DESCARTES RENE’

Principia philosophiae
Data: Amsterdam,Elzevir,1650
L1000737
Materia: filosofia
1.400,00 €
In 4°(190x155). Occhietto, frontespizio con marca editoriale, 38 pagg. non num. , pagg. 302; grandi capilettera ornati incisi in legno. Decine tavv. (fra cui 22 a piena pagina) nel testo in silografia, riguardanti le teorie filosofiche e astronomiche dei tourbillons o vortici, ed altri studi di fisica a cui Cartesio si dedicò, come la composizione dell’interno della terra, la combustione e molti altri esperimenti. Piena pelle coeva con titolo su tassello in oro al dorso, dorso a scomparti con eleganti fregi a piccoli ferri. Seconda edizione latina della maggiore opera di Descartes, usualmente rilegata insieme alla “Dissertatio de metodo” ed al “Tractatus de passionibus anima”; la nostra copia contiene solo i Principia, che Cartesio, dopo la condanna del 1633 di Galileo, decise di non publicare: "The work was based on Descartes then unpublished work Le Monde, which treated the creation and function of the universe in completely mechanistic terms; Descartes suppressed this work after the condemnation of Galileo in 1633, and was careful in the Principia to qualify his mechanistic Copernican views with the idea that all motion is relative. His vortical theory allowed him to argue that since the earth is at rest in its surrounding medium it remains unmoved, although it, together with its entire vortex, necessarily circles the sun. Although Descartes's system was ultimately superseded by that of Newton, it represents the first truly comprehensive look at the universe in a fundamentally new, mechanistic, and non-theological way. " (Norman Cat.). L’opera si divide in quattro parti: “Descartes' Principia is divided into four parts. In the first, Descartes elaborates on the principles of human knowledge already developed in his great Discourse on Method (1607). The second part deals with the principles of material things and the laws of motion.

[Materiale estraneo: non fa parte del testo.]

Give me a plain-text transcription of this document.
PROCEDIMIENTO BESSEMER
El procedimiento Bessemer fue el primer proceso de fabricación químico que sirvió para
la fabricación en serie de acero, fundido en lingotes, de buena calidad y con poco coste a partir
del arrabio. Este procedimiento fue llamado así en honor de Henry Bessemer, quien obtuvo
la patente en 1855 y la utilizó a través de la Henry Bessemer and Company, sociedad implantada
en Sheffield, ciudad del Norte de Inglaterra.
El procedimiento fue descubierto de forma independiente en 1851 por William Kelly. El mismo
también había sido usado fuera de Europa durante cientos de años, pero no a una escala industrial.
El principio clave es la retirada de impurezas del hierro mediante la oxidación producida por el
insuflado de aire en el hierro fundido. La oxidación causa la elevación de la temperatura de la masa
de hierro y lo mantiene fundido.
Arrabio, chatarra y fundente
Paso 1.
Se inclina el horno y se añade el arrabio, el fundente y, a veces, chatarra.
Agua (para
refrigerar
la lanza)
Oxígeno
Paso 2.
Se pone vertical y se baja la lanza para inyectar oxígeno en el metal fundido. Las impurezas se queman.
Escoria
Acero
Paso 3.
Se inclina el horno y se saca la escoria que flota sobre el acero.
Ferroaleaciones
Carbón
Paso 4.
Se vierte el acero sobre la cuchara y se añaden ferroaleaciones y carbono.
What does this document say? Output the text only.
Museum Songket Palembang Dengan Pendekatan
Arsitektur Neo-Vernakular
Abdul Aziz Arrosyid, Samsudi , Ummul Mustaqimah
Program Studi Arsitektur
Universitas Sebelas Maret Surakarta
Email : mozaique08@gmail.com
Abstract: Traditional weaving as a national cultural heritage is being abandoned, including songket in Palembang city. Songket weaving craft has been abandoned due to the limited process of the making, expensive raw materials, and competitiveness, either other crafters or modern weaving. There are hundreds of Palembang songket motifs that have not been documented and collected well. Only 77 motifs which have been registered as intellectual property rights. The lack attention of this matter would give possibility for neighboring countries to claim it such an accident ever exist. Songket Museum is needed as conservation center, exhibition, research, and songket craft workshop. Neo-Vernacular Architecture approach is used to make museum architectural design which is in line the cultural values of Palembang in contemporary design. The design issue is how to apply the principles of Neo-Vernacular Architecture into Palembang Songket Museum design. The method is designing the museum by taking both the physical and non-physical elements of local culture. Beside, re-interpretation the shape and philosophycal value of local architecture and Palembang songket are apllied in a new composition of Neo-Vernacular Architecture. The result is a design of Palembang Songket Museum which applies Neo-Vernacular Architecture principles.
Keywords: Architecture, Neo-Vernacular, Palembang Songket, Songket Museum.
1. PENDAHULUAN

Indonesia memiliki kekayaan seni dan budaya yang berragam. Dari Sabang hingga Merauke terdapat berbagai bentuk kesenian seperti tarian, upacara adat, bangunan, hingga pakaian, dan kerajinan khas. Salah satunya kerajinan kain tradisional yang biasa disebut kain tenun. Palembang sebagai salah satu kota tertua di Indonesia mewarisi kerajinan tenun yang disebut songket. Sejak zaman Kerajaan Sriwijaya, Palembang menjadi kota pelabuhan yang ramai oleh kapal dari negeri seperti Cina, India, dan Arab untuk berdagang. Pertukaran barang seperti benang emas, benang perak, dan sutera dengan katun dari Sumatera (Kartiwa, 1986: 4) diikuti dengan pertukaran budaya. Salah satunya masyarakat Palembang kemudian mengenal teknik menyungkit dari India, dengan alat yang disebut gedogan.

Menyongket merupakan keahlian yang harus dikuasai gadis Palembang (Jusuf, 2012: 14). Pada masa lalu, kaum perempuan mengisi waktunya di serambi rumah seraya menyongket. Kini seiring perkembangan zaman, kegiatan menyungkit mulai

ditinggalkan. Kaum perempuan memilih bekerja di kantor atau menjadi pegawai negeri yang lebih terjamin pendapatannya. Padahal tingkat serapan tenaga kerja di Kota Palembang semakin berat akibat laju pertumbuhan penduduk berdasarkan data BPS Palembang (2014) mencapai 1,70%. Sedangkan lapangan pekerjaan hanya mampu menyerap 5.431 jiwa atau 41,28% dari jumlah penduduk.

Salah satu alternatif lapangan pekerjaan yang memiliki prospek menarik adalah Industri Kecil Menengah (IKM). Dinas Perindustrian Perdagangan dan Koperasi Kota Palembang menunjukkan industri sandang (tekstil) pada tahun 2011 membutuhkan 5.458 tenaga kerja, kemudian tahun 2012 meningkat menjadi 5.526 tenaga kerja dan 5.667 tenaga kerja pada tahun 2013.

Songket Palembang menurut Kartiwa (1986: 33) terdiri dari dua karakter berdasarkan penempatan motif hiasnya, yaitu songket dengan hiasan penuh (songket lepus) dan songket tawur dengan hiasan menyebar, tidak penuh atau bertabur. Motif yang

In the third section, Descartes introduces his famed theory of vortices to explain the motion of celestial bodies, a concept by which he attempted to reconcile Copernican astronomy (rejected in name but retained in substance) with biblical teaching. The final part of Principia contains his views on the origin of the earth, and discusses such phenomena as heat, light, gravity, electricity, and magnetism, and presents the first scientific theory of magnetism." (PMM 129). Bell’esemplare, fresco ben conservato. Presenta lieve saltuario alone al margine inf. Timbrino di appartenenza all’occhietto.